Онъ не замѣтилъ, что это фраза Гамлета, онъ силился начать говорить, но робость, стыдъ, забившееся вдругъ сердце, сковали его уста, и онъ молча только смотрѣлъ на нее и любовался ею. Любовался ея тонкими, свѣтлыми, мягкими волосами, гладко причесанными спереди и отчетливо окаймлявшими большой, гладкій и ровный лобъ, незамѣтно сливавшійся съ прямымъ, немного расширеннымъ на концѣ носомъ; любовался большими, темно-голубыми глазами, которые, казалось, дѣлаются все болѣе и болѣе и, изъ-подъ длинныхъ, неподвижныхъ, темныхъ рѣсницъ, все серьезнѣе и внимательнѣе смотрятъ на него, блестя мягкимъ, покойнымъ, нѣжнымъ, манящимъ, темно-голубымъ свѣтомъ, какъ свѣтъ луны, когда она въ зенитѣ, когда на небѣ нѣтъ ни одной тучки и когда луна, какъ будто, вся погруженная въ глубокую думу, плыветъ по небу спокойно, ровно, какъ-бы не замѣчая сама своего движенія; любовался свѣжими, розовыми губами, крупными ямками щекъ, дышащихъ свѣжестью, молодостью и румянцемъ здоровья; любовался всѣмъ корпусомъ съ почти уже сформировавшеюся грудью взрослой дѣвушки.

— Какого горя, мать? спросила я, а у самой грудь чего-то сжало и сердце забилось скоро.

— А такого горя, дитятко, что теперь тебя замужъ за простаго человѣка и насильно не выдашь, а благородные женихи не про насъ. Развѣ бракъ какой, пьянчушка или голь непроглядная, польстится на дочь торговки, что съ солдатомъ прижита!

— Къ чему ты это говоришь? сердито спросила я, а самой плакать хочется.

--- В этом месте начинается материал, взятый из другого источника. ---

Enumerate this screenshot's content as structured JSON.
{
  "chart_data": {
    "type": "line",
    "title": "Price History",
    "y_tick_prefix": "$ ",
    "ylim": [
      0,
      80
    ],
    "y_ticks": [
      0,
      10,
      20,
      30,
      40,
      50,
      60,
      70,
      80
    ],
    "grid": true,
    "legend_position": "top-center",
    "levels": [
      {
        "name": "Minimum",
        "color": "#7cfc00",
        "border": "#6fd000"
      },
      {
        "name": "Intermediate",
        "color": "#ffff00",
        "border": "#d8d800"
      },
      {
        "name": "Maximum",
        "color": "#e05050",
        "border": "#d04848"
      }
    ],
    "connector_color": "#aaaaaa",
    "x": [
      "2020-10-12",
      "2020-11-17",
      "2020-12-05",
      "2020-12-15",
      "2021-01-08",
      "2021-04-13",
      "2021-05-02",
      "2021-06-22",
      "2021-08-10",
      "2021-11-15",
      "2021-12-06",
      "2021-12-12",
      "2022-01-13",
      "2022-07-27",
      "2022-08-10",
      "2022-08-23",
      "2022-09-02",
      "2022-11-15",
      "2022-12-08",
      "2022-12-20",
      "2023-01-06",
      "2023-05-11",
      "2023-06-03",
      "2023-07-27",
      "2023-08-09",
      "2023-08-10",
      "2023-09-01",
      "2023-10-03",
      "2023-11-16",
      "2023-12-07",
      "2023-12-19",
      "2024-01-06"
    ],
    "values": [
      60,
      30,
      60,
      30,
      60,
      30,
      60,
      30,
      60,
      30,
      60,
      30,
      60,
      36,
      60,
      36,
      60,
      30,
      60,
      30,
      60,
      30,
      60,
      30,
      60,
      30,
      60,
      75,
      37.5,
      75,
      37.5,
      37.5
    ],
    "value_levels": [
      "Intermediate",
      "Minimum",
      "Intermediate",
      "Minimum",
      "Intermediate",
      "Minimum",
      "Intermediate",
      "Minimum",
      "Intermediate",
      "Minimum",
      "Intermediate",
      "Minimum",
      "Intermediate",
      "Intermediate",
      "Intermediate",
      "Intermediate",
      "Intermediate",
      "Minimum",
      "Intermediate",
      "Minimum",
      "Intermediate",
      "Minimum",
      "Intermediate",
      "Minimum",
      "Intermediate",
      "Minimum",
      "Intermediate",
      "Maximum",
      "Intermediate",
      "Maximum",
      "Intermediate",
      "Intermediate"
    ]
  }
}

— А къ тому, дочка, что и тебѣ, и мнѣ очень бы хорошо было, коли бы Гордюша да женился на тебѣ. Бросилъ бы ѣхать въ Питеръ: не маленькій, чуть не двадцать лѣтъ, пора и перестать учиться. Началъ бы служить тутъ, на тебѣ бы женился, я бы при васъ жила и торговлю не бросила бы. А то вѣдь, коли Богъ и пошлетъ тебѣ счастья, благословитъ на бракъ и съ путнымъ благороднымъ чиновникомъ, — мнѣ все не жить съ вами. Нешто позволитъ благородный торговать мнѣ на базарѣ, вмѣстѣ-то жимши съ вами? А мнѣ безъ торговли — смерть.

— Я не пойду замужъ, мать, сказала я.

— Придетъ время захотѣть, такъ пойдешь…. Вѣрно слово, дитятко, говорю, забудетъ Гордюша въ Петербургѣ тебя. Много, годъ попомнитъ, а тамъ и лови журавля въ небѣ…. Вѣдь онъ тебя любитъ?

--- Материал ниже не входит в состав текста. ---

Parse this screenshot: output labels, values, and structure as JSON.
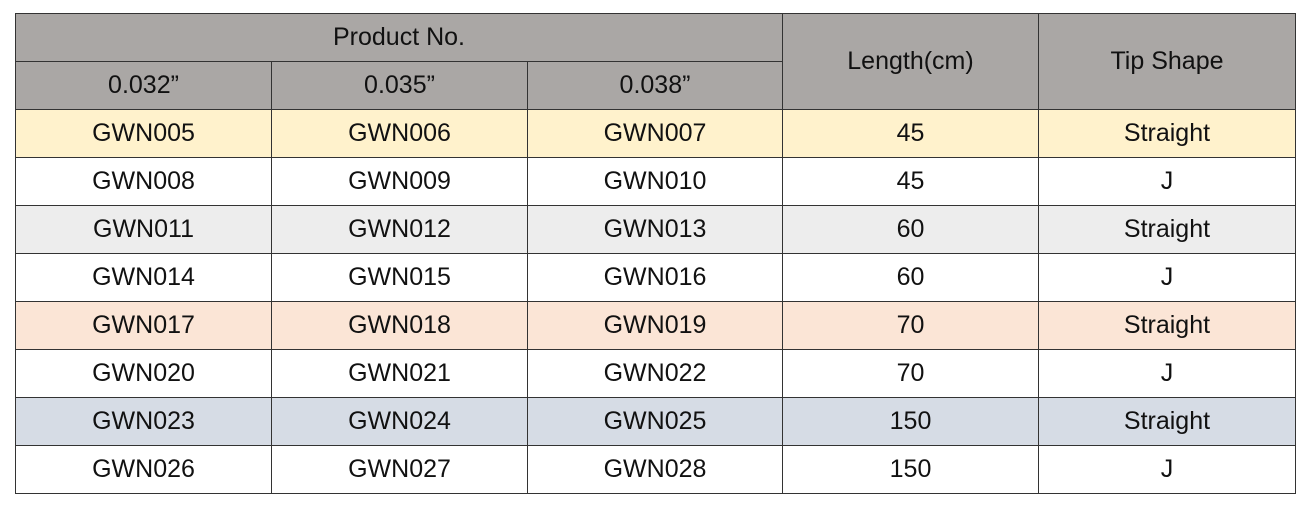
{
  "header": {
    "group": "Product No.",
    "subcolumns": [
      "0.032”",
      "0.035”",
      "0.038”"
    ],
    "length": "Length(cm)",
    "tip": "Tip Shape"
  },
  "table": {
    "rows": [
      [
        "GWN005",
        "GWN006",
        "GWN007",
        45,
        "Straight"
      ],
      [
        "GWN008",
        "GWN009",
        "GWN010",
        45,
        "J"
      ],
      [
        "GWN011",
        "GWN012",
        "GWN013",
        60,
        "Straight"
      ],
      [
        "GWN014",
        "GWN015",
        "GWN016",
        60,
        "J"
      ],
      [
        "GWN017",
        "GWN018",
        "GWN019",
        70,
        "Straight"
      ],
      [
        "GWN020",
        "GWN021",
        "GWN022",
        70,
        "J"
      ],
      [
        "GWN023",
        "GWN024",
        "GWN025",
        150,
        "Straight"
      ],
      [
        "GWN026",
        "GWN027",
        "GWN028",
        150,
        "J"
      ]
    ]
  }
}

— Да, мать, сказала я, а сама все слышу, что она говоритъ, а понять не понимаю, только страшно чего-то.

— Ну, и пущай бы женился. Ты, слава Богу, не малый ребенокъ: я, въ твои лѣта, чуть не матерью была. Ты бы сама, сказала Гордюшѣ: женись, молъ, Гордюша на мнѣ.

— Онъ ни на комъ не женится, мать! горячо сказала я. — Онъ далъ себѣ слово никогда не служить и не лгать, а женитьба — ложь. Развѣ можно дать клятву предъ Богомъ, при народѣ, записавъ свою клятву въ книгу, что весь свой вѣкъ мужъ будетъ любить жену, а жена мужа!

— А то какъ же! Удивленно спросила мать и сильно при этомъ вздохнула.

— Какъ? разгорячась начала я, забывъ, что недавно хотѣла плакать. Нужно всегда быть свободнымъ человѣкомъ и не связывать себя клятвами! Нужно любить человѣка, пока онъ заслуживаетъ любви, и бросить, уйти отъ него, если онъ сдѣлается сволочью. А развѣ можетъ сдѣлать это мужъ съ женою, а жена съ мужемъ при бракѣ? Ихъ полиція заставитъ жить вмѣстѣ.